Senhor Jesus, Samuel, na disponibilidade conquistada, depois de algum esforço, dispôs-se a cumprir a vontade de Deus na sua vida. Tu próprio, diante das solicitações concretas do teu ambiente de vida, privilegiaste a missão recebida do Pai.
Infunde em mim o teu Espírito Santo, que me una intimamente a Ti, reze em mim e anime a minha oração, para que esteja sempre disponível a procurar e a cumprir a vontade do Pai.
Como a Virgem de Nazaré, quero dizer-te hoje: «Faça-se em mim segundo a tua palavra». O teu projecto de salvação enche-me de admiração e alegria. Na verdade, fizeste em mim maravilhas e, com a minha humilde colaboração, queres fazê-las em todos os homens e mulheres da terra.
Mostra-me o que queres que faça nesse projecto de amor: Eis-me aqui, Senhor; faça-se em mim segundo a tua vontade.

Contemplatio

As palavras, as inspirações divinas não merecem esta docilidade do nosso coração? Os mistérios da sua vida, as suas acções, os seus sofrimentos são dignos da consideração respeitosa que nos pede e do nosso respeito humilde e religioso. Se soubéssemos a paz, a alegria, as luzes de espírito, que encontraríamos nesta união, nesta intimidade respeitosa com Nosso Senhor! Se conhecesses o dom de Deus!
Recordemos os exemplos dos Santos. Job encontrava a sua consolação na sua humilde submissão à vontade de Deus e na sua docilidade às palavras divinas. A minha consolação consiste, dizia, em aceitar os castigos divinos e não contradizer a palavra divina.
Samuel ainda criança agradava a Deus pela sua docilidade: «Falai, Senhor, dizia, o vosso servo escuta» (1Sam 3).
David dizia: «Por muito que me custe e mesmo que as ordens divinas sejam severas, escutarei a palavra divina» (Sl 16, 4).
Santo Agostinho dizia: «Aquele que escuta a palavra de Deus com negligência é tão culpável como aquele que deixasse cair por terra o corpo de Jesus Cristo por sua culpa» (Hom 26).
Para nós, os amigos e os devotos do Sagrado Coração, esta docilidade não é mais fácil e mais consoladora ainda?

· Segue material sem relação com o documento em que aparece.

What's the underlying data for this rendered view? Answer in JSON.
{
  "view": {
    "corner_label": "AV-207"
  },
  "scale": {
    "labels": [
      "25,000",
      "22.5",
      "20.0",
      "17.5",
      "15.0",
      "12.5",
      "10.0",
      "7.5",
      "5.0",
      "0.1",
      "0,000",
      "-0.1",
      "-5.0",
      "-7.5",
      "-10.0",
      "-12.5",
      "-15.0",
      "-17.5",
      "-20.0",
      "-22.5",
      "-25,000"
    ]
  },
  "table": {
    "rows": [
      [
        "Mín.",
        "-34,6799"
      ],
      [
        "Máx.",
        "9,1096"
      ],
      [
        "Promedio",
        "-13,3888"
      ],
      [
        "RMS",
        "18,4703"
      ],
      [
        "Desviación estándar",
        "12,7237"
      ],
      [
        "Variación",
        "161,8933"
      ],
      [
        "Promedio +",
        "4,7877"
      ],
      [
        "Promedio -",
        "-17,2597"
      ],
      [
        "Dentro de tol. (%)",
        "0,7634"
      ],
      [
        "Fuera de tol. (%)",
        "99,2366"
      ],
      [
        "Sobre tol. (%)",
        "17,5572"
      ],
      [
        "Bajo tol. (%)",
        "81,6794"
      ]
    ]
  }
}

É ao Coração de Jesus que vamos buscar directamente a luz, a graça e a força. O Coração de Jesus abriu-se para nos revelar os seus sentimentos, os seus desejos, as suas alegrias, as suas tristezas, as suas promessas: Haurietis aquas in gaudio de fontibus Salvatoris (Leão Dehon, OSP 4, p. 571).

Actio

Repete frequentemente e vive hoje a palavra:
«Fala, Senhor; o teu servo escuta!» (1 Sam 3, 9).